SENIGALLIA – Come un po’ in tutta Italia, stanno aumentando i casi di persone positive al covid-19 a Senigallia e nel resto del distretto sanitario. Dalla spiaggia di velluto ad Arcevia, l’area può contare circa 65 contagi: se si esclude il focolaio con 21 positivi al centro di accoglienza Alle Terrazze scoppiato nel weekend scorso, rimangono oltre 40 casi diffusi tra i comuni delle valli Misa e Nevola.
Per qualcuno forse sembrano numeri contenuti o di poco impatto ma «in realtà sono molti», come afferma il coordinatore delle Unità speciali di continuità assistenziale (USCA) Fabrizio Volpini, quasi come nella primavera scorsa.
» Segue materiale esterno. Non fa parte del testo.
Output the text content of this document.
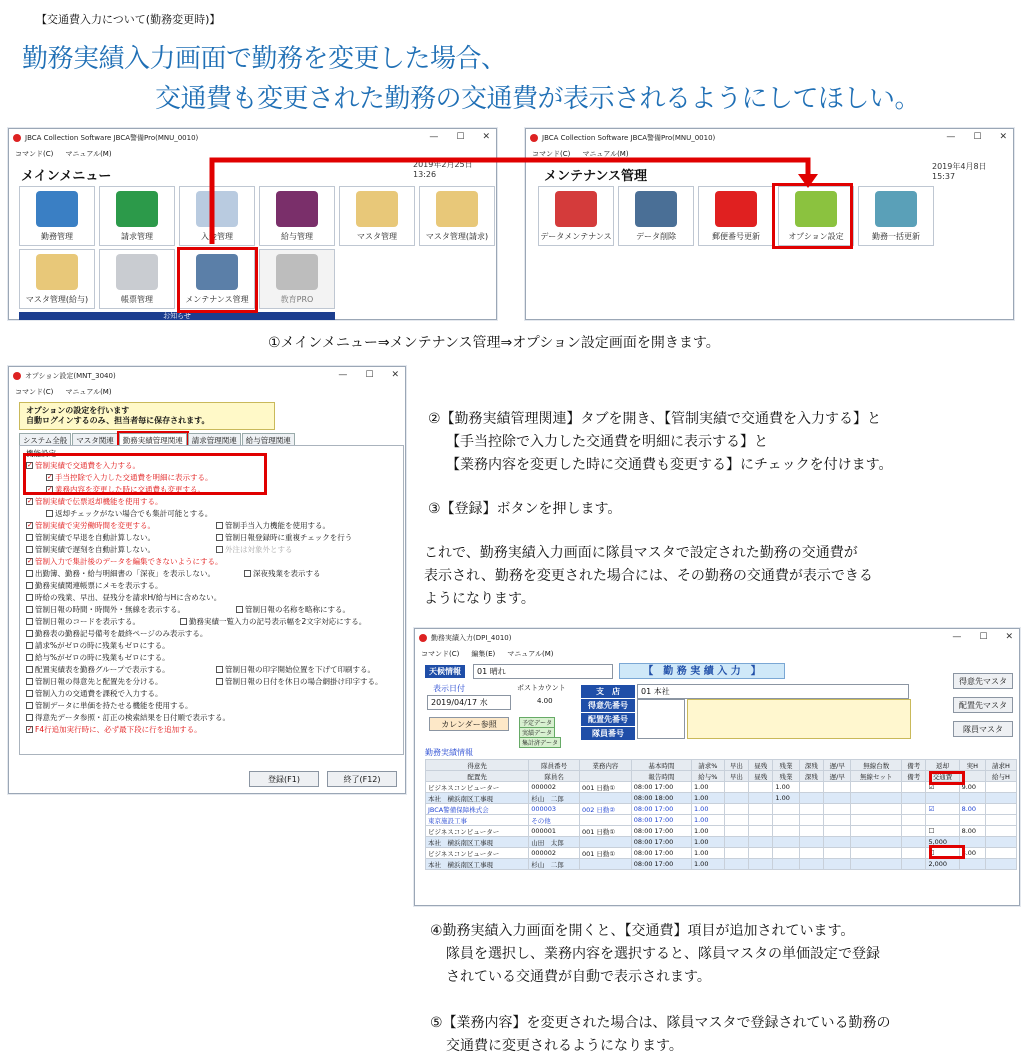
【交通費入力について(勤務変更時)】
勤務実績入力画面で勤務を変更した場合、
交通費も変更された勤務の交通費が表示されるようにしてほしい。
JBCA Collection Software JBCA警備Pro(MNU_0010)	— ☐ ✕
コマンド(C) マニュアル(M)
メインメニュー
2019年2月25日　13:26
勤務管理	請求管理	入金管理	給与管理	マスタ管理	マスタ管理(請求)
マスタ管理(給与)	帳票管理	メンテナンス管理	教育PRO
お知らせ
JBCA Collection Software JBCA警備Pro(MNU_0010)	— ☐ ✕
コマンド(C) マニュアル(M)
メンテナンス管理
2019年4月8日　15:37
データメンテナンス	データ削除	郵便番号更新	オプション設定	勤務一括更新
①メインメニュー⇒メンテナンス管理⇒オプション設定画面を開きます。
オプション設定(MNT_3040)	— ☐ ✕
コマンド(C) マニュアル(M)
オプションの設定を行います
自動ログインするのみ、担当者毎に保存されます。
システム全般	マスタ関連	勤務実績管理関連	請求管理関連	給与管理関連
機能設定
✓ 管制実績で交通費を入力する。
✓ 手当控除で入力した交通費を明細に表示する。
✓ 業務内容を変更した時に交通費も変更する。
✓ 管制実績で伝票返却機能を使用する。
返却チェックがない場合でも集計可能とする。
✓ 管制実績で実労働時間を変更する。	管制手当入力機能を使用する。
管制実績で早退を自動計算しない。	管制日報登録時に重複チェックを行う
管制実績で遅刻を自動計算しない。	外注は対象外とする
✓ 管制入力で集計後のデータを編集できないようにする。
出勤簿、勤務・給与明細書の「深夜」を表示しない。	深夜残業を表示する
勤務実績関連帳票にメモを表示する。
時給の残業、早出、昼残分を請求H/給与Hに含めない。
管制日報の時間・時間外・無線を表示する。	管制日報の名称を略称にする。
管制日報のコードを表示する。	勤務実績一覧入力の記号表示幅を2文字対応にする。
勤務表の勤務記号備考を最終ページのみ表示する。
請求%がゼロの時に残業もゼロにする。
給与%がゼロの時に残業もゼロにする。
配置実績表を勤務グループで表示する。	管制日報の印字開始位置を下げて印刷する。
管制日報の得意先と配置先を分ける。	管制日報の日付を休日の場合網掛け印字する。
管制入力の交通費を課税で入力する。
管制データに単価を持たせる機能を使用する。
得意先データ参照・訂正の検索結果を日付順で表示する。
✓ F4行追加実行時に、必ず最下段に行を追加する。
登録(F1)	終了(F12)
②【勤務実績管理関連】タブを開き、【管制実績で交通費を入力する】と
【手当控除で入力した交通費を明細に表示する】と
【業務内容を変更した時に交通費も変更する】にチェックを付けます。
③【登録】ボタンを押します。
これで、勤務実績入力画面に隊員マスタで設定された勤務の交通費が
表示され、勤務を変更された場合には、その勤務の交通費が表示できる
ようになります。
勤務実績入力(DPI_4010)	— ☐ ✕
コマンド(C) 編集(E) マニュアル(M)
天候情報	01 晴れ	【　勤 務 実 績 入 力　】
表示日付
2019/04/17 水
ポストカウント
4.00
支　店	01 本社
得意先番号
配置先番号
隊員番号
カレンダー参照	予定データ
実績データ
集計済データ
得意先マスタ
配置先マスタ
隊員マスタ
勤務実績情報
得意先	隊員番号	業務内容	基本時間	請求%	早出	昼残	残業	深残	遅/早	無線台数	備考	返却	実H	請求H
配置先	隊員名		報告時間	給与%	早出	昼残	残業	深残	遅/早	無線セット	備考	交通費		給与H
ビジネスコンピューター	000002	001 日勤①	08:00 17:00	1.00			1.00					☑	9.00	
本社　横浜南区工事現	杉山　二郎		08:00 18:00	1.00			1.00							
JBCA警備保障株式会	000003	002 日勤②	08:00 17:00	1.00								☑	8.00	
東京施設工事	その他		08:00 17:00	1.00										
ビジネスコンピューター	000001	001 日勤①	08:00 17:00	1.00								☐	8.00	
本社　横浜南区工事現	山田　太郎		08:00 17:00	1.00								5,000		
ビジネスコンピューター	000002	001 日勤①	08:00 17:00	1.00								☐	8.00	
本社　横浜南区工事現	杉山　二郎		08:00 17:00	1.00								2,000		
④勤務実績入力画面を開くと、【交通費】項目が追加されています。
隊員を選択し、業務内容を選択すると、隊員マスタの単価設定で登録
されている交通費が自動で表示されます。
⑤【業務内容】を変更された場合は、隊員マスタで登録されている勤務の
交通費に変更されるようになります。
Con la differenza che, mentre alcuni mesi fa il grosso dei contagi si era verificato nelle strutture per anziani – Senigallia su tutte ma anche Montemarciano – «oggi avvengono per lo più in ambito domestico e quindi c’è una maggiore capillarità del virus nel territorio».
Il virus si muove tra i parenti: spesso il covid-19 a Senigallia, come in tutto il resto del paese, passa dai più giovani (che in diversi casi non rispettano né il distanziamento né l’uso delle mascherine) ai soggetti più fragili all’interno delle famiglie. Ormai è endemico, dicono gli esperti.
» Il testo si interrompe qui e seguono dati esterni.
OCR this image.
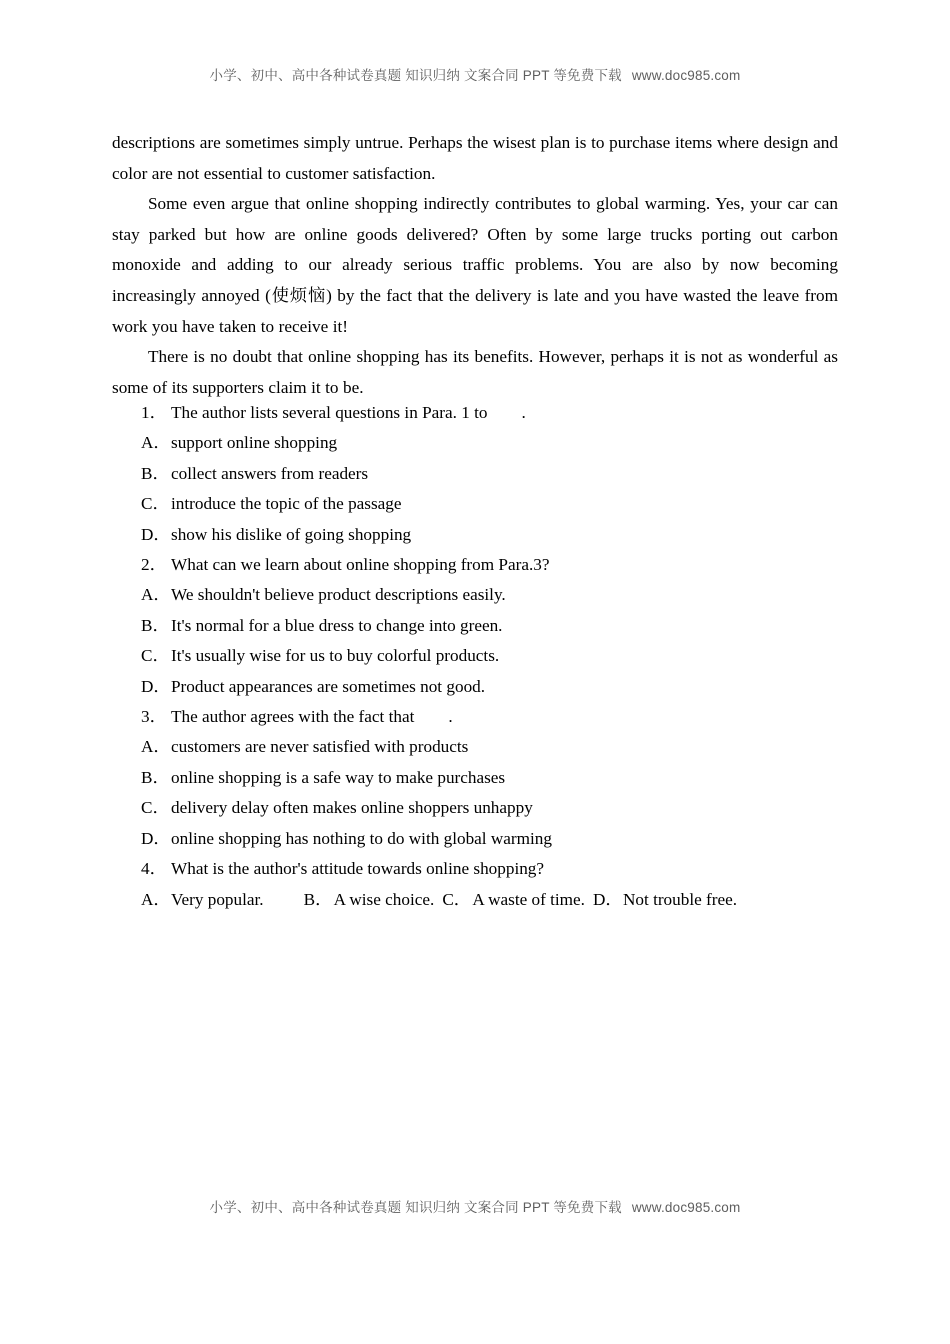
小学、初中、高中各种试卷真题 知识归纳 文案合同 PPT 等免费下载 www.doc985.com

descriptions are sometimes simply untrue. Perhaps the wisest plan is to purchase items where design and color are not essential to customer satisfaction.

Some even argue that online shopping indirectly contributes to global warming. Yes, your car can stay parked but how are online goods delivered? Often by some large trucks porting out carbon monoxide and adding to our already serious traffic problems. You are also by now becoming increasingly annoyed (使烦恼) by the fact that the delivery is late and you have wasted the leave from work you have taken to receive it!

There is no doubt that online shopping has its benefits. However, perhaps it is not as wonderful as some of its supporters claim it to be.

1． The author lists several questions in Para. 1 to .
A．support online shopping
B．collect answers from readers
C．introduce the topic of the passage
D．show his dislike of going shopping
2． What can we learn about online shopping from Para.3?
A．We shouldn't believe product descriptions easily.
B．It's normal for a blue dress to change into green.
C．It's usually wise for us to buy colorful products.
D．Product appearances are sometimes not good.
3． The author agrees with the fact that .
A．customers are never satisfied with products
B．online shopping is a safe way to make purchases
C．delivery delay often makes online shoppers unhappy
D．online shopping has nothing to do with global warming
4． What is the author's attitude towards online shopping?
A．Very popular. B．A wise choice. C．A waste of time. D．Not trouble free.
小学、初中、高中各种试卷真题 知识归纳 文案合同 PPT 等免费下载 www.doc985.com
Tanto da far rimanere costantemente in azione l’Usca. Le squadre di medici e infermieri, di fatto, non si sono mai fermate perché l’azione di monitoraggio dei pazienti, sia telefonica che domiciliare, non è andata in vacanza. Anzi, continua Volpini: «grazie all’impiego di nuovi medici sarà potenziata l’unità» che deve accertare la diagnosi di covid-19 ma anche stabilire se ci sono complicazioni e lo stato di avanzamento delle cure per ogni singola persona. I dati poi passano dagli operatori sanitari alla direzione del distretto di Senigallia; da qui finiscono direttamente nel sistema regionale che poi li comunica giornalmente. Numeri e strategie su cui dunque le amministrazioni comunali non possono intervenire.
Dunque crescono i contagi da covid-19 a Senigallia ma ancora non si sa nemmeno se potrà tornare fruibile il covid hotel, la prima struttura non sanitaria aperta nella regione Marche per la gestione delle persone in quarantena. Una possibilità di cui Senigallia ha potuto usufruire grazie alla Caritas e al comitato cittadino “Un aiuto per l’Ospedale di Senigallia”, che ha raccolto decine di migliaia di euro di fondi dalle donazioni private e alla collaborazione delle Usca e del distretto sanitario.
«Quell’iniziativa – spiega Volpini in merito al covid hotel – non è stata mai riconosciuta, né presa in carico a livello istituzionale, dalla Regione Marche. Funzionò per due mesi circa grazie all’impegno di Caritas, comitato e del personale volontario, ma potrebbe tornare molto utile adesso che i contagi e le quarantene si stanno moltiplicando. Solo che se ne dovrebbe fare carico la Regione e per il momento – conclude l’ex presidente della commissione regionale sanità – non se ne sta parlando».